Today, I look back and analyze how my life have been these past few months. Indeed, changes in my life came like a tornado. But it did not kill me. It made me stronger.
The events that changed my life were amazing. I got married, moved out of my parents' house, gave birth, I lost my in-laws. All these made me tough but somehow it did not change the bitch in me.
Until my boss came to me and challenge me for a 360 degree change.
It is a known fact how I bitch around about stuff especially about work, how I hate the see-saw ride that seems endless and never really brought me to the path where I want my career to be. So she and I had a chat, about work, about my vision as a trainer and her vision as a manager.
To cut the long story short, she entrusted me with a great mission that cannot be measured by physics, calculus or any monetary value.
That is to inspire my team and inculcate positivity in our working environment.
Duh!!!
The normal me would probably say, "That's crap! increase our pay, then we'll be positive! We need to be financially charged."
But I did not say that... not even crossed my mind at that time. Surprisingly, my heart was touched, though my boss hates drama, she somehow made me realize how negative I am as a person. She did not tell me I was, she kind of gave a task to me because I have been in the team for 3 years and I know how to handle them, that made me realize, I was part of the problem, I sometimes start the problem.

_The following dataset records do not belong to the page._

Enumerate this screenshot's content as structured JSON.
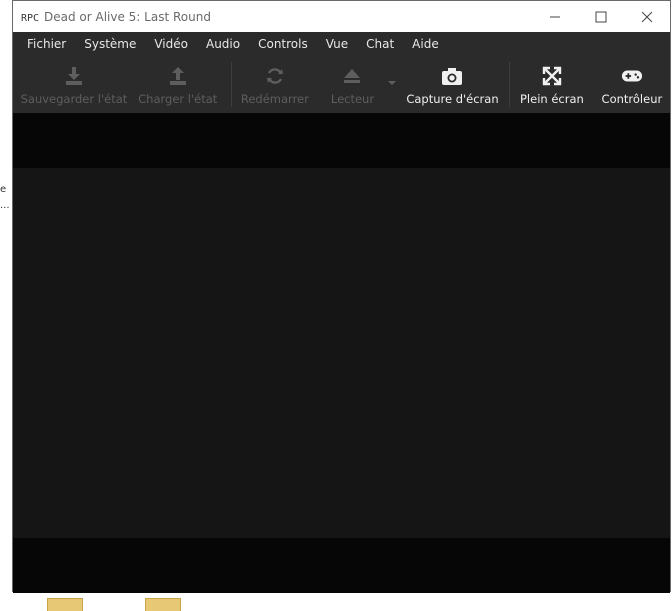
{
  "window": {
    "title": "Dead or Alive 5: Last Round"
  },
  "menu": [
    "Fichier",
    "Système",
    "Vidéo",
    "Audio",
    "Controls",
    "Vue",
    "Chat",
    "Aide"
  ],
  "toolbar": {
    "save_state": "Sauvegarder l'état",
    "load_state": "Charger l'état",
    "restart": "Redémarrer",
    "player": "Lecteur",
    "screenshot": "Capture d'écran",
    "fullscreen": "Plein écran",
    "controller": "Contrôleur"
  },
  "desktop": {
    "text_fragment_1": "e",
    "text_fragment_2": "..."
  },
  "colors": {
    "toolbar_bg": "#2b2b2b",
    "disabled_text": "#5e5e5e",
    "enabled_text": "#f0f0f0"
  }
}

And to change a community means changing yourself first.
I should start changing myself first. It's tough!
People see me as someone who's upfront, frank, though I am sometimes quiet and reserved, when I feel like reacting, I'd say my piece and whoever gets in the way will be crushed by my words.
My boss talked me in to it. I am not expecting any promotion in return if I succeed, I thank her instead, because I don't like the person I am becoming.
It may not be New Year yet but I'm taking the challenge. I have started to change my ways at work. I try to promote positivity at work to myself. I just hope they all emulate my example.
I just pray this goes on and I don't get tired. But I still think I'd still be bitching around, although not as often as I was.
I want to be just like my boss.... I want to touch lives in a not so cheesy way.
I'd also like to quote her... this was her advice to me for me to be able to climb up the corporate vampire ladder. She goes... "When you work, you should focus on learning so you'll have a lot of things to offer, put the promotion on your peripheral vision so that you just don't work because of that goal. You work because you want to learn and earn. The promotion is just a prize for doing a good job."